Grundy, an assistant professor of sociology and African American studies at Boston University, began by drawing a distinction between the modern-day focus on hate crimes and legislation like the Dyer Anti-Lynching Bill of 1918. In that instance, she explained, lawmakers were seeking to bring the lynching of Black Americans “into the judicial landscape to say, ‘This is a crime that needs to be acknowledged.’”

Modern hate-crime laws, she argued, serve a more ornamental function.

“Here’s what hate-crimes [laws] actually do,” she said. “They take crimes that we already prosecute and already would get convictions on, and they are sort of add-ons.”

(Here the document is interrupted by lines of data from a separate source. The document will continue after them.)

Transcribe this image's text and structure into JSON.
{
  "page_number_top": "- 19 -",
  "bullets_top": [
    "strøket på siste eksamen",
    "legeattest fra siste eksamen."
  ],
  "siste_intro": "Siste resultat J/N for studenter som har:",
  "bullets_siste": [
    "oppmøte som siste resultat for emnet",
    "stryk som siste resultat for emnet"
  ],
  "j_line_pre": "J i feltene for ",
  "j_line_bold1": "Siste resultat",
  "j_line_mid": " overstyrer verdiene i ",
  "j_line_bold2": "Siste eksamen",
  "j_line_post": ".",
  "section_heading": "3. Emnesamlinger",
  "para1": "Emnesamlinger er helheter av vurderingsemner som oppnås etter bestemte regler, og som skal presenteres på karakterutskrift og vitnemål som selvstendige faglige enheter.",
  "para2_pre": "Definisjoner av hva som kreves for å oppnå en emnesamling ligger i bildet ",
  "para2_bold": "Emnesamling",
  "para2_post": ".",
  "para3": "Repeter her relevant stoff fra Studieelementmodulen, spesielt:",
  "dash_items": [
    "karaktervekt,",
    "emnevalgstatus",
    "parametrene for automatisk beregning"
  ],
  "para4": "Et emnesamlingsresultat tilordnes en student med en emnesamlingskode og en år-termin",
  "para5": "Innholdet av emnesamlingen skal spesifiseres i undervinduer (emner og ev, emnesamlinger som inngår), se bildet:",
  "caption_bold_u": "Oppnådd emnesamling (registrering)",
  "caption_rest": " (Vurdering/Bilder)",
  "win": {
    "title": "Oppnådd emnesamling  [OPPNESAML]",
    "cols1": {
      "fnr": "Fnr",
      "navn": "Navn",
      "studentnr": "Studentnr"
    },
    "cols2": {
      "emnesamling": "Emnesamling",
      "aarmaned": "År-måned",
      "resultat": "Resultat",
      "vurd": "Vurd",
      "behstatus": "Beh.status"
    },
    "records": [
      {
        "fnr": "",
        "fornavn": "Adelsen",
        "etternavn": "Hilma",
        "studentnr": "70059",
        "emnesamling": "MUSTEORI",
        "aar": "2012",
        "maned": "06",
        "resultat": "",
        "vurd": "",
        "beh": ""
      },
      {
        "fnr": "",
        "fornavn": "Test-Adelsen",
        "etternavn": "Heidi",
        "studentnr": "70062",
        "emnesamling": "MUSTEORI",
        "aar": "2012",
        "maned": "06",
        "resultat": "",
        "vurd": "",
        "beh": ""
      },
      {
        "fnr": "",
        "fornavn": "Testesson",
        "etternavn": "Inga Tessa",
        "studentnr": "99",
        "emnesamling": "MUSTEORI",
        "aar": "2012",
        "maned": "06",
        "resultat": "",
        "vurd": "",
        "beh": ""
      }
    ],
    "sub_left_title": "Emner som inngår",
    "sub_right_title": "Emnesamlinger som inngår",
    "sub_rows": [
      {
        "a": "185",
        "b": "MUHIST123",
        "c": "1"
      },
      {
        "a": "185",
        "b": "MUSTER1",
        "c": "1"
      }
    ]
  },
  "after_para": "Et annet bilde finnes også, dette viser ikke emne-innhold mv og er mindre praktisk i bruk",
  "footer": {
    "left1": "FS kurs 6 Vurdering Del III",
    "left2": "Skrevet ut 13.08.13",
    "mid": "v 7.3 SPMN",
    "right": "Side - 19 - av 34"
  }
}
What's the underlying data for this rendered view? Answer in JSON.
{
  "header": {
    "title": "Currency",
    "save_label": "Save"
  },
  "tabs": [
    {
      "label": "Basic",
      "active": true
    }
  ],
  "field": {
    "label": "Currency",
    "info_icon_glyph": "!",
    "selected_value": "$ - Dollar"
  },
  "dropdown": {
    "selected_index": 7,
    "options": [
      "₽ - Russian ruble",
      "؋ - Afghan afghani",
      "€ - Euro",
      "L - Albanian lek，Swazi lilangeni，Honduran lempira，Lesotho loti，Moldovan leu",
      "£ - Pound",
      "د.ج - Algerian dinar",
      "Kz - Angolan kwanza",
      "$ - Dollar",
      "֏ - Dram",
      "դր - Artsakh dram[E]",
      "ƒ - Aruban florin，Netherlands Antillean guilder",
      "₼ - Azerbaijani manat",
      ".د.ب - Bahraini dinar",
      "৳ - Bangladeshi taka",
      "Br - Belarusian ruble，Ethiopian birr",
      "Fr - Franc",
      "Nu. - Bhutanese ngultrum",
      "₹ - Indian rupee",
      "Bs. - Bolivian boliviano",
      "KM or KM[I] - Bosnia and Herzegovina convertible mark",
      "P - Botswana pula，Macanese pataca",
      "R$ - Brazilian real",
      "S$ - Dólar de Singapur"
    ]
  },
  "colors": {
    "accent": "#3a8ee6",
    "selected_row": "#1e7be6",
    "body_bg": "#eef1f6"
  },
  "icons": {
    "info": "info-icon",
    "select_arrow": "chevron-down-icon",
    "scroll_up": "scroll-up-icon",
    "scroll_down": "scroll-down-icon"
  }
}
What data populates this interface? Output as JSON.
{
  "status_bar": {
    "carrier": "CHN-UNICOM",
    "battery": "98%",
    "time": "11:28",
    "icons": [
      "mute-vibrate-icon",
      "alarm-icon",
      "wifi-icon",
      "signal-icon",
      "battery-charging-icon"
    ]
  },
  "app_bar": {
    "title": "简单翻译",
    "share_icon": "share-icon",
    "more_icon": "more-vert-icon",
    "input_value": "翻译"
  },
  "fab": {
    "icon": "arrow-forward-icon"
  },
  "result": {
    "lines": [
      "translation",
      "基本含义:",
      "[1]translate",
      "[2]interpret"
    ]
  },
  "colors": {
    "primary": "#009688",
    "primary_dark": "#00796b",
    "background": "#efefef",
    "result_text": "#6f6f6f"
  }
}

She used the example of murder: “You’re already going to get life for muder, right? You’re already going to get an extensive sentence for any sort of felony murder. So what is a five-year add on for that? What’s a ten year add-on?”

Instead of preventing future acts of hate and violence, Grundy argued that these laws bolster America’s already-thriving prison system.

“We have the most hyper-punishment culture in the world,” she said. “What hate-crime [legislation] does is it allows us to be even more draconian with what is already an abusive penal system.”

Further muddying the issue, Grundy said, is the way in which hate-crime laws put responsibility onto the U.S. legal system to establish and define what is and isn’t a hate-crime.

“Police have been a danger to these communities, and now you’re putting in their hands to say, ‘Oh, well I don’t think that was racist,’” she said. “Do you think that’s progressive?”

Rather than focusing on increasing the sentences of people who commit hate crimes, Grundy said the solution is for legislators to support marginalized communities where they need it.

“Let’s look at trans women,” she said. “Trans women, frequently trans women of color, tend to have housing insecurity. If you don’t want them to be attacked by violence, give them housing security, right? Get them off the street.”

“You cannot expect the people who have not kept communities safe to keep communities safe," she continued. "What you can say is we’re actually going to change the structural issues that make these communities vulnerable in the first place. That would be a progressive approach.”

Grundy is an assistant professor of sociology and African American studies at Boston University. Her forthcoming book is "Manhood Within The Margins: Promise, Peril And Paradox At The Historically Black College For Men."